Sindicatos de Castelo Branco falam em adesão superior a 50%

A União dos Sindicatos de Castelo Branco (CGTP) avança com uma adesão à greve geral superior a 50 por cento durante a madrugada e as primeiras horas da manhã de hoje (24).

Os sindicalistas falam de uma adesão de 100 por cento na recolha de lixo em Castelo Branco e de 74,4 por cento no setor da limpeza da mesma autarquia.

Na saúde verificou-se uma adesão de 90 por cento entre os enfermeiros do Hospital Amato Lusitano, de Castelo Branco. Neste hospital houve ainda uma adesão de 71 por cento entre o pessoal auxiliar e administrativo. No Hospital da Cova da Beira, na Covilhã, a greve mobilizou neste período 76,6 por cento do pessoal auxiliar.

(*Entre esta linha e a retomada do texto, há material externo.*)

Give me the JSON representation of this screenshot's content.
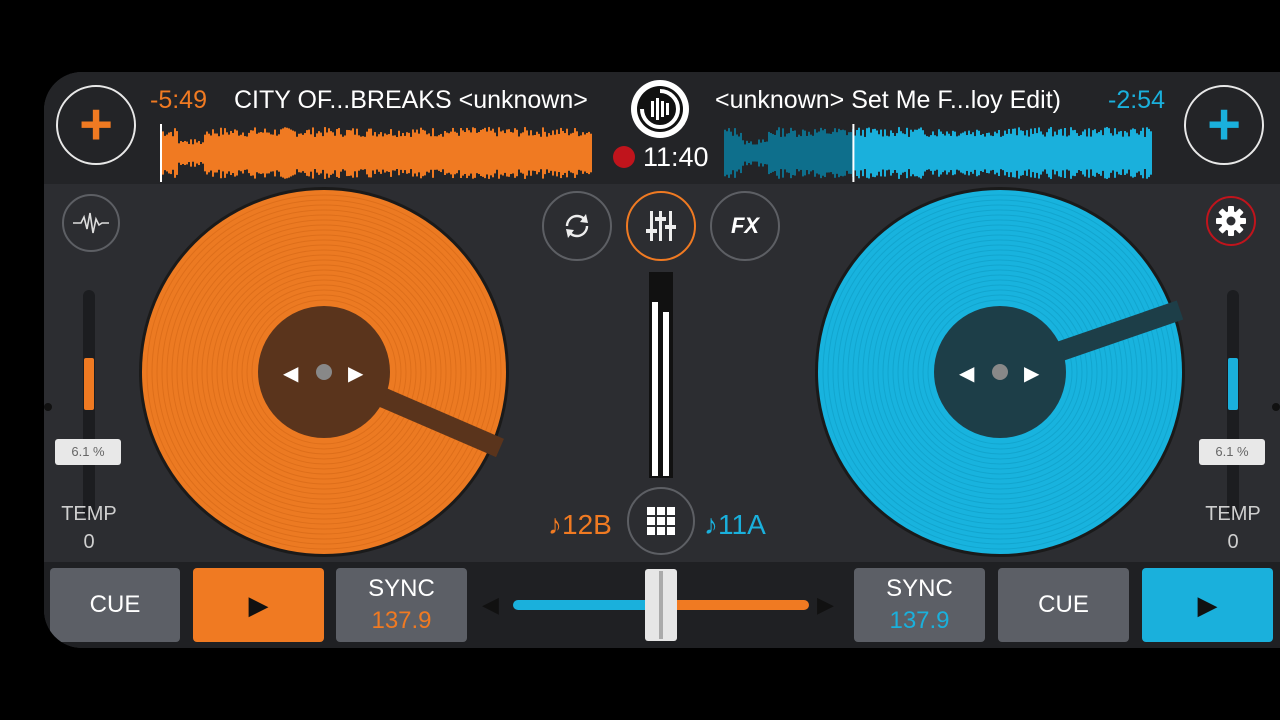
{
  "deck_a": {
    "time_remaining": "-5:49",
    "title": "CITY OF...BREAKS <unknown>",
    "key": "♪12B",
    "pitch": "6.1 %",
    "pitch_level": 0.46,
    "tempo_label": "TEMP",
    "tempo_value": "0",
    "cue_label": "CUE",
    "sync_label": "SYNC",
    "bpm": "137.9",
    "load_icon": "plus-icon",
    "color": "#f07a22"
  },
  "deck_b": {
    "time_remaining": "-2:54",
    "title": "<unknown>  Set Me F...loy Edit)",
    "key": "♪11A",
    "pitch": "6.1 %",
    "pitch_level": 0.46,
    "tempo_label": "TEMP",
    "tempo_value": "0",
    "cue_label": "CUE",
    "sync_label": "SYNC",
    "bpm": "137.9",
    "load_icon": "plus-icon",
    "color": "#1ab0dc"
  },
  "center": {
    "clock": "11:40",
    "recording": true,
    "fx_label": "FX",
    "crossfader_position": 0.5
  },
  "icons": {
    "load": "+",
    "play": "▶",
    "nav_left": "◀",
    "nav_right": "▶",
    "xfader_left": "◀",
    "xfader_right": "▶"
  },
  "colors": {
    "accent_a": "#f07a22",
    "accent_b": "#1ab0dc",
    "background": "#2c2d31",
    "record": "#c0141c"
  }
}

O setor privado também é atingido, com a fábrica da Danone a verificar uma paralisação de 54 por cento e a Dinefer, também na Zona Industrial de Castelo Branco, com 57 por cento. No concelho da Covilhã as empresas têxteis Paulo de Oliveira e Penteadora tiveram níveis de adesão de 70 e 65 por cento respectivamente.

Estes dados são avançados pela União dos Sindicatos de Castelo Branco, que denunciou na véspera da greve geral a destruição das faixas de apelo a esta, colocadas em Castelo Branco e na Covilhã.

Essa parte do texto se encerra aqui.